Looking at any of the popular projection systems (ZiPS, CHONE, PECOTA, Oliver), you'll see a recurring pattern: their MLEs are too generous. The quickest way to judge this is to see how many players they have projected above replacement level. Let's look at CHONE, which is generally considered to be the best of those systems, and I think rightfully so. Last year's CHONE projections had 352 starting pitchers projected above replacement. Think about what that means. 352 pitchers, 30 organizations = 11-12 pitchers per organization. 5 or 6 SPs on a staff... so basically, CHONE was declaring all of AAA to be above replacement level. That's logically impossible; replacement level has to be higher than AAA average, for reasons I trust are obvious to all. (And before anyone asks: the issue here is not in where replacement level is set. CHONE puts replacement level at the same place everyone else does, more or less. The issue is in having too many players projecting too close to MLB average).
So why does everyone get MLEs wrong?
I don't know for sure. But I can guess. The standard method for evaluating the accuracy of a projection system is to look at how the system fared in forecasting a post-facto selected group of players, namely those who accumulated a certain minimum amount of PA or IP at the MLB level in a given year. This means that if a guy flames out in AAA and never reaches the majors, or if he reaches the majors but performs horribly and doesn't get much playing time, he gets omitted from the accuracy study. In other words, the way to look accurate is to aim high on everyone, because the underperformers just end up being ignored. But looking accurate and being accurate are not the same thing. The only reasonable way to evaluate projection accuracy is to look at as wide a population as possible... of course, the reason that nobody does that is that it would require using MLEs to measure the performance of minor leaguers, and then we get into circular argument territory.

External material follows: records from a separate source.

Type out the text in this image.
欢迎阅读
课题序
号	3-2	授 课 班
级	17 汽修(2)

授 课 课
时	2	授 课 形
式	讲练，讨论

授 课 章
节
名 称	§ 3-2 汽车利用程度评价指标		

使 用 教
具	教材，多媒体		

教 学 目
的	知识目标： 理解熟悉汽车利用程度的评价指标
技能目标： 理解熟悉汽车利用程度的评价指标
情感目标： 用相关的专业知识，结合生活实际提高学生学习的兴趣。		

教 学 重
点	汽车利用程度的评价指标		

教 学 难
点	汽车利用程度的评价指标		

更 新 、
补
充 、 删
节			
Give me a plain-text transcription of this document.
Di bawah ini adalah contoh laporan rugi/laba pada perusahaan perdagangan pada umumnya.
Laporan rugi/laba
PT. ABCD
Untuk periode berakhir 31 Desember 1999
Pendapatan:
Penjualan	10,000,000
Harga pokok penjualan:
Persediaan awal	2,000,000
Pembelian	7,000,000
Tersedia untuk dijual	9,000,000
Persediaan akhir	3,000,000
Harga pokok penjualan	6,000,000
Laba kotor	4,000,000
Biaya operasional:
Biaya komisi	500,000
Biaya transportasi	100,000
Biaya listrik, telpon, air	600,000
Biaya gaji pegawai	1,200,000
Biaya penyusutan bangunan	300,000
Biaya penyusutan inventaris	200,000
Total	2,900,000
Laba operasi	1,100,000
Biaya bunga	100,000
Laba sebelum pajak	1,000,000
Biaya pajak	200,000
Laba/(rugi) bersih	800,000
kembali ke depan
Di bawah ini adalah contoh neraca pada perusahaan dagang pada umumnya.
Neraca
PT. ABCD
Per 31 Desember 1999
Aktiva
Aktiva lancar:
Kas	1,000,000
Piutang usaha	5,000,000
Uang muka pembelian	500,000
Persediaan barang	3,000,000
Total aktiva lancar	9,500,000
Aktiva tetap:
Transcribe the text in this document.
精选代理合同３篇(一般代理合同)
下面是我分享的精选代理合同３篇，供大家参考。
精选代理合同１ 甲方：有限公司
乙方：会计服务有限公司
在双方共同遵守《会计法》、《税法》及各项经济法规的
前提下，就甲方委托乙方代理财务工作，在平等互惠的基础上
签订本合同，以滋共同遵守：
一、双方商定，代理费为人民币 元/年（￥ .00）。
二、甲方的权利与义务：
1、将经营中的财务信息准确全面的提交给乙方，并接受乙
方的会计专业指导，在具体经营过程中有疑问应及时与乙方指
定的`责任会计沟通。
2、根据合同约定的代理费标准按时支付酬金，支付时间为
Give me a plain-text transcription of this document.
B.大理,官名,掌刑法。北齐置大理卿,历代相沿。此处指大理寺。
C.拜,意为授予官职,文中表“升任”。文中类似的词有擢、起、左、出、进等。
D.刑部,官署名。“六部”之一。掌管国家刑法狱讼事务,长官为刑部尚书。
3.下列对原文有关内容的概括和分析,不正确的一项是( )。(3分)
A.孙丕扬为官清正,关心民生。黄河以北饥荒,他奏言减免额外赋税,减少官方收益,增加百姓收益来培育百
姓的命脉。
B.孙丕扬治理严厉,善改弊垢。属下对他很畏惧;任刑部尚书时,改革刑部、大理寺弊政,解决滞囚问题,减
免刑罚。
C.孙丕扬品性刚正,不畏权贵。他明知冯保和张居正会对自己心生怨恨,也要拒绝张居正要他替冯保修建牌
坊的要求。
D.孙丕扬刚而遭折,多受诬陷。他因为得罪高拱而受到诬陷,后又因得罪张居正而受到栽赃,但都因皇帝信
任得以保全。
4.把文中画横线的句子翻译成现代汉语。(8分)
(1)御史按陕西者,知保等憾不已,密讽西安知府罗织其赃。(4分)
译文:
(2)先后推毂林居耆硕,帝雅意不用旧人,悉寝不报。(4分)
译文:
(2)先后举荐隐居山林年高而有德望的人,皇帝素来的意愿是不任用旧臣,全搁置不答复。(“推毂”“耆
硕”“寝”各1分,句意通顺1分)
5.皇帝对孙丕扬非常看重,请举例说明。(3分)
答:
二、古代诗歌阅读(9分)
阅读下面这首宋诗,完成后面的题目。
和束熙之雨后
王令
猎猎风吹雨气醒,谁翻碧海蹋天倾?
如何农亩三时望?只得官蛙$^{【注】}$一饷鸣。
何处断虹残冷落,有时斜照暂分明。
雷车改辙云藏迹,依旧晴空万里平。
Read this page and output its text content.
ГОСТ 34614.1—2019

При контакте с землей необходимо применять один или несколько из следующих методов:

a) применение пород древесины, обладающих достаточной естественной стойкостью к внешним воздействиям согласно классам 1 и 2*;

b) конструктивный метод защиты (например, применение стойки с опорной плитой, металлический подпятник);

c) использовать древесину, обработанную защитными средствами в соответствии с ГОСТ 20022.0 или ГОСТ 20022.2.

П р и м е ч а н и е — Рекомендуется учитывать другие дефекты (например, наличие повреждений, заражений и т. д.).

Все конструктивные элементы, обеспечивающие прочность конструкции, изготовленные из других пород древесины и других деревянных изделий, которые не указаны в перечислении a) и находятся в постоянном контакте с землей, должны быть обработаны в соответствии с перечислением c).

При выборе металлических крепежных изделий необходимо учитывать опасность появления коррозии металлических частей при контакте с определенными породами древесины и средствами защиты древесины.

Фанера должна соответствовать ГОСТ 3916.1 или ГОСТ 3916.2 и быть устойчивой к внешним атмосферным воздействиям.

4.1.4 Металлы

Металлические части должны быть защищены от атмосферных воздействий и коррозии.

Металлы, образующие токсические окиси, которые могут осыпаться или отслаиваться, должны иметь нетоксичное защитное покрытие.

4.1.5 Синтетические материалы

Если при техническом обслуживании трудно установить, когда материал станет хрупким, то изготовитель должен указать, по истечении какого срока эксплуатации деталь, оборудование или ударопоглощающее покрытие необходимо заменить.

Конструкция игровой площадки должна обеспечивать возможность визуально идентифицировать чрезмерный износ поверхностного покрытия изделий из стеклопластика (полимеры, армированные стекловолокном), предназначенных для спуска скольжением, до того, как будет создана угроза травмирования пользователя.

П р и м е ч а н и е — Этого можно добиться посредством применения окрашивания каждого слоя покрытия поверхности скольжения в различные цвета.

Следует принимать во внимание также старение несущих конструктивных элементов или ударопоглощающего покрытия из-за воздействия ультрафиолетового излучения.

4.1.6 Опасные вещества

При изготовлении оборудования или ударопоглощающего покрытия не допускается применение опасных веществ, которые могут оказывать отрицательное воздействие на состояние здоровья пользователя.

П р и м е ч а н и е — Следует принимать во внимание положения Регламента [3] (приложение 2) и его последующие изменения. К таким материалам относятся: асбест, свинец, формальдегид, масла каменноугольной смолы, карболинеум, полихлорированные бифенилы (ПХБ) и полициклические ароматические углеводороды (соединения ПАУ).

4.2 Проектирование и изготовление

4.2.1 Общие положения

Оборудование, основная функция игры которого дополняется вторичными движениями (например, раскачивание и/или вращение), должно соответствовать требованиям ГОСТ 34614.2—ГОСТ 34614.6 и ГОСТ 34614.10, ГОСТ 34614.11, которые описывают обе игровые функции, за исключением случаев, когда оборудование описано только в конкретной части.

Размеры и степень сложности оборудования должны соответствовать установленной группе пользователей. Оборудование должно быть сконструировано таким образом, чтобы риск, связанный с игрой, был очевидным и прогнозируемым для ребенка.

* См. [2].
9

So what's the best way to calculate MLEs? Simple. Look at everyone who played in both AAA and MLB in the same year, and determine the average difference in their performance between levels. Repeat the process for AA to AAA, High-A to AA, etc. This method isn't theoretically perfect by any means (there are selective sampling issues at play), but it's realistically as good as we can do. And it yields a nice, intuitive progression from one step on the ladder to the next, reflecting the self-evident truth (which several projection systems appear to reject) that if you take a generic A-baller and put him in the big leagues, he'll get slaughtered.
A good projection system does not surprise. The value of a projection system isn't that it tells us things we don't know, it's that it tells us things we do know in a systematic way that avoids the inconsistencies and biases characteristic of human thought.
This is the philosophy behind my NEIFI projections (link goes to the projection spreadsheet). NEIFI doesn't produce particularly interesting results. I don't want it to. Interesting != accurate. NEIFI simply puts everyone on a level playing field, and generates easily explicable and eminently reasonable results for every single player it looks at. Is it the be-all and end-all of player evaluation? Absolutely not. But it's the most reliable starting point I know of.
Of course, I know that NEIFI doesn't serve the needs of everyone. It's not a very good tool for fantasy baseball, because it just projects overall park-adjusted value stats and makes no attempt to project raw stats or even components. So to those of you using other projection systems for fantasy purposes, all I can say is to be really careful, especially when dealing with rookies (where the MLE problem takes center stage).